In just a few months, ChatGPT has captured the attention of millions of users and the imagination of companies all around the world. The explosive rise of the generative conversational AI platform is understandable: an exciting new AI tool capable of correcting code, answering questions, writing emails and articles, and much more, is now within everyone’s reach.
The data used to train ChatGPT is impressive: 45 terabytes of text data. According to estimates, this equates to about 30 billion eBooks. Furthermore, chat is supposed to continually improve its language model with hundreds of thousands of daily interactions.
With companies like Microsoft and Salesforce already looking to integrate ChatGPT capabilities into their workflows, it is not surprising that the demand for generative conversational AI is so high.
Given its popularity and potential, marketers wonder how travel and hospitality companies can use generative AI to achieve some business. What benefits can generative AI bring to the overall customer experience?
Coding capabilities aside, the exact potential of generative AI in a business context, used as a conversational tool, is still uncertain. While generative AI can help businesses instantly write content and responses that can be used in a conversational environment, its customer-facing operability is questionable.
ChatGPT has the ability to chat, or rather, reply to questions and have conversations with users. However, the accuracy and appropriateness of responses can pose risks for a company implementing ChatGPT, especially when voice and brand control are critical.
To be fair, no great linguistic model is perfect. When it is tested, ChatGPT has shown to have its own loopholes and cases of bias. Examples of inaccurate and bizarre conversations have been well documented in press reports on the subject, and can also be detected after just a few interactions.
There are also practical reasons why the current version of ChatGPT is not ready for the conversational tasks that businesses require.
First of all, ChatGPT may not be easily scalable. Companies cannot spend hundreds of hours with a language model to make sure it is ready for their particular use case. Conversational AI tools need to be trained for a business use case and ready to use out of the box.
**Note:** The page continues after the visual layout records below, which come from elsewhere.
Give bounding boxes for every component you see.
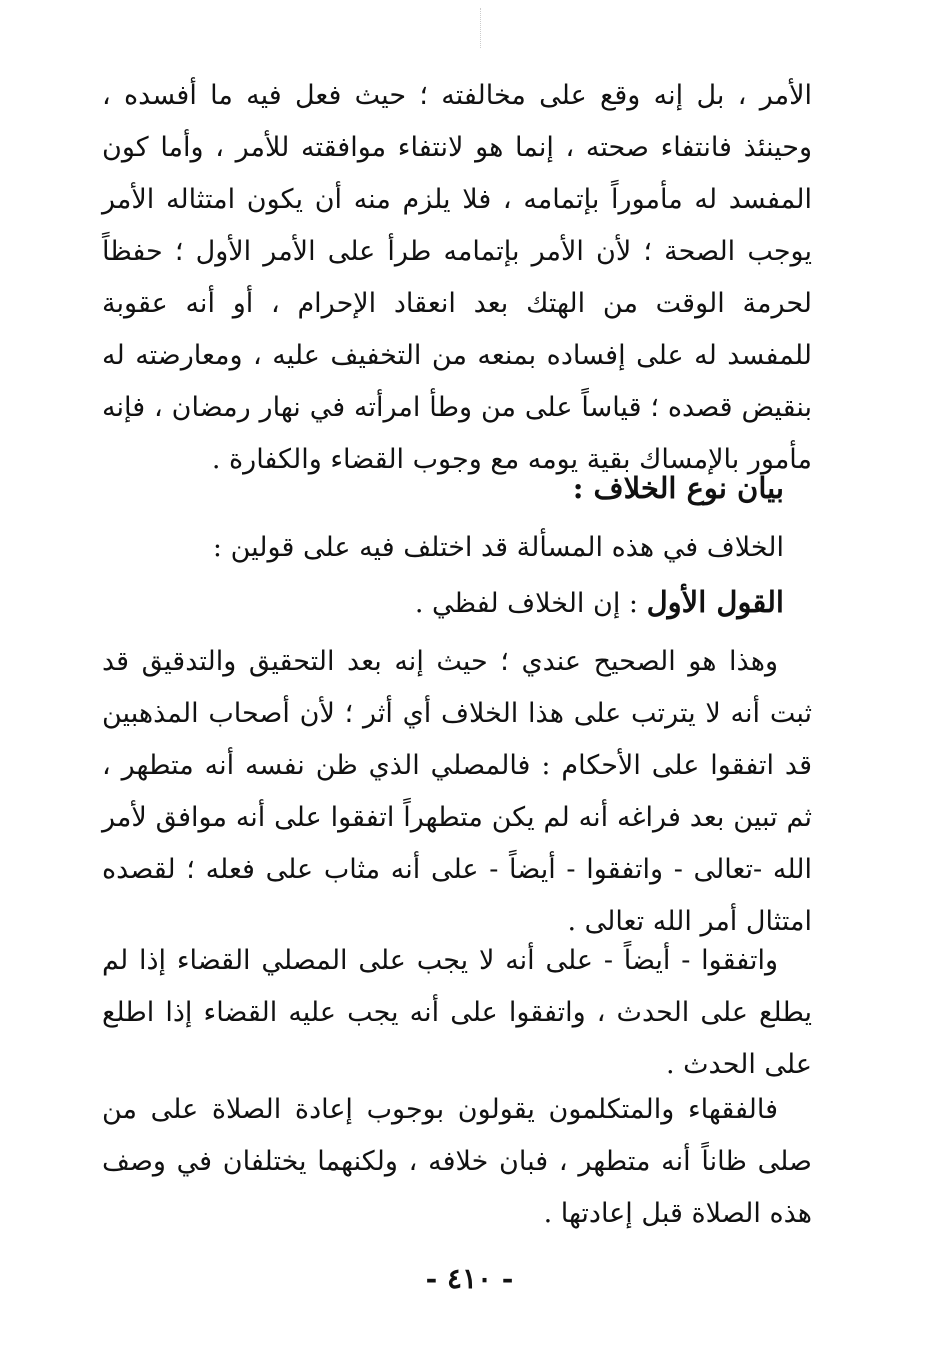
paragraph-5: فالفقهاء والمتكلمون يقولون بوجوب إعادة الصلاة على من صلى ظاناً أنه متطهر ، فبان خلافه ، ولكنهما يختلفان في وصف هذه الصلاة قبل إعادتها . [102, 1094, 812, 1229]
first-opinion-label: القول الأول [646, 585, 784, 619]
scan-mark [480, 8, 482, 48]
paragraph-1: الأمر ، بل إنه وقع على مخالفته ؛ حيث فعل فيه ما أفسده ، وحينئذ فانتفاء صحته ، إنما هو لانتفاء موافقته للأمر ، وأما كون المفسد له مأموراً بإتمامه ، فلا يلزم منه أن يكون امتثاله الأمر يوجب الصحة ؛ لأن الأمر بإتمامه طرأ على الأمر الأول ؛ حفظاً لحرمة الوقت من الهتك بعد انعقاد الإحرام ، أو أنه عقوبة للمفسد له على إفساده بمنعه من التخفيف عليه ، ومعارضته له بنقيض قصده ؛ قياساً على من وطأ امرأته في نهار رمضان ، فإنه مأمور بالإمساك بقية يومه مع وجوب القضاء والكفارة . [102, 80, 812, 475]
paragraph-2: الخلاف في هذه المسألة قد اختلف فيه على قولين : [212, 532, 784, 563]
section-heading: بيان نوع الخلاف : [572, 471, 784, 505]
paragraph-3: وهذا هو الصحيح عندي ؛ حيث إنه بعد التحقيق والتدقيق قد ثبت أنه لا يترتب على هذا الخلاف أي أثر ؛ لأن أصحاب المذهبين قد اتفقوا على الأحكام : فالمصلي الذي ظن نفسه أنه متطهر ، ثم تبين بعد فراغه أنه لم يكن متطهراً اتفقوا على أنه موافق لأمر الله -تعالى - واتفقوا - أيضاً - على أنه مثاب على فعله ؛ لقصده امتثال أمر الله تعالى . [102, 646, 812, 937]
first-opinion-text: : إن الخلاف لفظي . [414, 588, 647, 619]
first-opinion [102, 576, 784, 630]
page-number: - ٤١٠ - [425, 1262, 514, 1295]
paragraph-4: واتفقوا - أيضاً - على أنه لا يجب على المصلي القضاء إذا لم يطلع على الحدث ، واتفقوا على أنه يجب عليه القضاء إذا اطلع على الحدث . [102, 945, 812, 1080]
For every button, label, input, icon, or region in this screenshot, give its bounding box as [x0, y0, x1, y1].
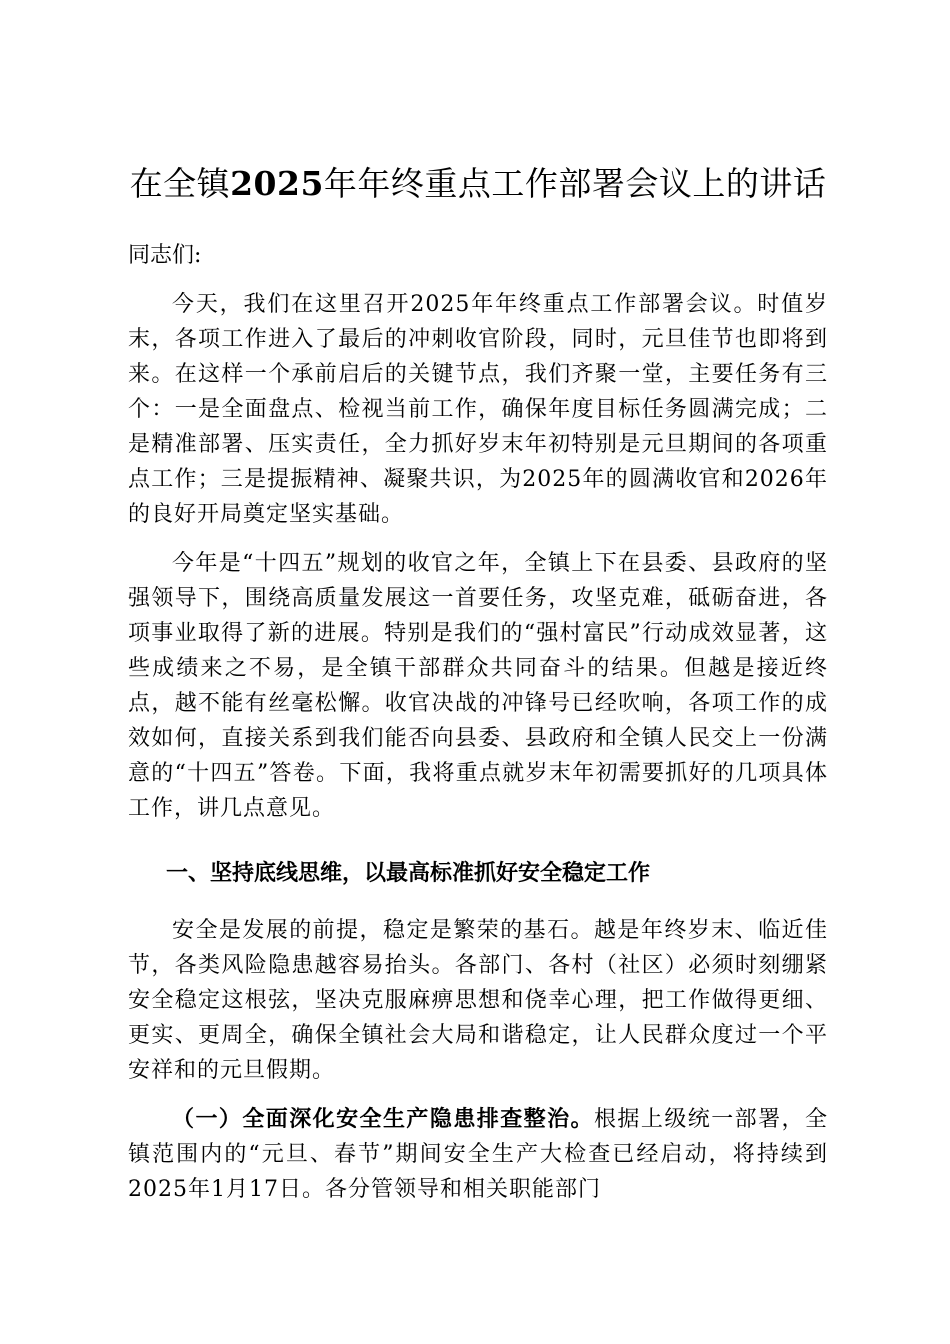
- paragraph-opening: 今天，我们在这里召开2025年年终重点工作部署会议。时值岁末，各项工作进入了最后的冲刺收官阶段，同时，元旦佳节也即将到来。在这样一个承前启后的关键节点，我们齐聚一堂，主要任务有三个：一是全面盘点、检视当前工作，确保年度目标任务圆满完成；二是精准部署、压实责任，全力抓好岁末年初特别是元旦期间的各项重点工作；三是提振精神、凝聚共识，为2025年的圆满收官和2026年的良好开局奠定坚实基础。: [128, 292, 828, 527]
- sub-item-text: 根据上级统一部署，全镇范围内的“元旦、春节”期间安全生产大检查已经启动，将持续到2025年1月17日。各分管领导和相关职能部门: [128, 1107, 828, 1202]
- sub-item-label: （一）全面深化安全生产隐患排查整治。: [172, 1107, 594, 1132]
- document-title: [128, 0, 828, 208]
- document-page: [128, 0, 828, 1207]
- paragraph-sub-item: [128, 1102, 828, 1207]
- greeting: 同志们:: [128, 243, 202, 268]
- title-suffix: 年年终重点工作部署会议上的讲话: [323, 164, 827, 203]
- section-heading: 一、坚持底线思维，以最高标准抓好安全稳定工作: [166, 861, 651, 886]
- paragraph-safety: 安全是发展的前提，稳定是繁荣的基石。越是年终岁末、临近佳节，各类风险隐患越容易抬头。各部门、各村（社区）必须时刻绷紧安全稳定这根弦，坚决克服麻痹思想和侥幸心理，把工作做得更细、更实、更周全，确保全镇社会大局和谐稳定，让人民群众度过一个平安祥和的元旦假期。: [128, 918, 828, 1083]
- title-year: 2025: [230, 164, 324, 203]
- title-prefix: 在全镇: [129, 164, 231, 203]
- paragraph-review: 今年是“十四五”规划的收官之年，全镇上下在县委、县政府的坚强领导下，围绕高质量发展这一首要任务，攻坚克难，砥砺奋进，各项事业取得了新的进展。特别是我们的“强村富民”行动成效显著，这些成绩来之不易，是全镇干部群众共同奋斗的结果。但越是接近终点，越不能有丝毫松懈。收官决战的冲锋号已经吹响，各项工作的成效如何，直接关系到我们能否向县委、县政府和全镇人民交上一份满意的“十四五”答卷。下面，我将重点就岁末年初需要抓好的几项具体工作，讲几点意见。: [128, 551, 828, 821]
Secondly, a linguistic model alone will not be able to sufficiently help a user complete custom requests. For example, if a user wants to check their account balance or change the details of a purchase, the linguistic model would have to go beyond its original intent and be able to access account data, identify the user, and read accurately the request or act accordingly. These types of transactional integrations are widespread among current conversational AI tools (Chatbots), but not in ChatGPT.
Thirdly, companies should require their generative AI responses to be approved by their marketing, sales and legal teams. Off-topic or off-brand responses are not only a misuse of conversational AI, but should be scrutinized from a reputation standpoint (no company wants their chatbot to engage in scandalous or offensive conversation).
If we were to ask ChatGPT which business use it supports, we would get several possibilities: customer service and support, content creation and marketing, translations, data analysis and virtual assistant.
The reality is that today’s ChatGPT cannot deliver these types of use in a customer-ready way without significant business intervention. However, in the long term, it is easy to see how more accurate, tested and connected generative conversational AI could be used to power these tasks.
At the moment, companies worldwide are deploying conversational AI designed for these specific customer-centric use cases daily, with positive results. It is important that companies use AI responsibly. This includes approaching generative AI with due interest and caution.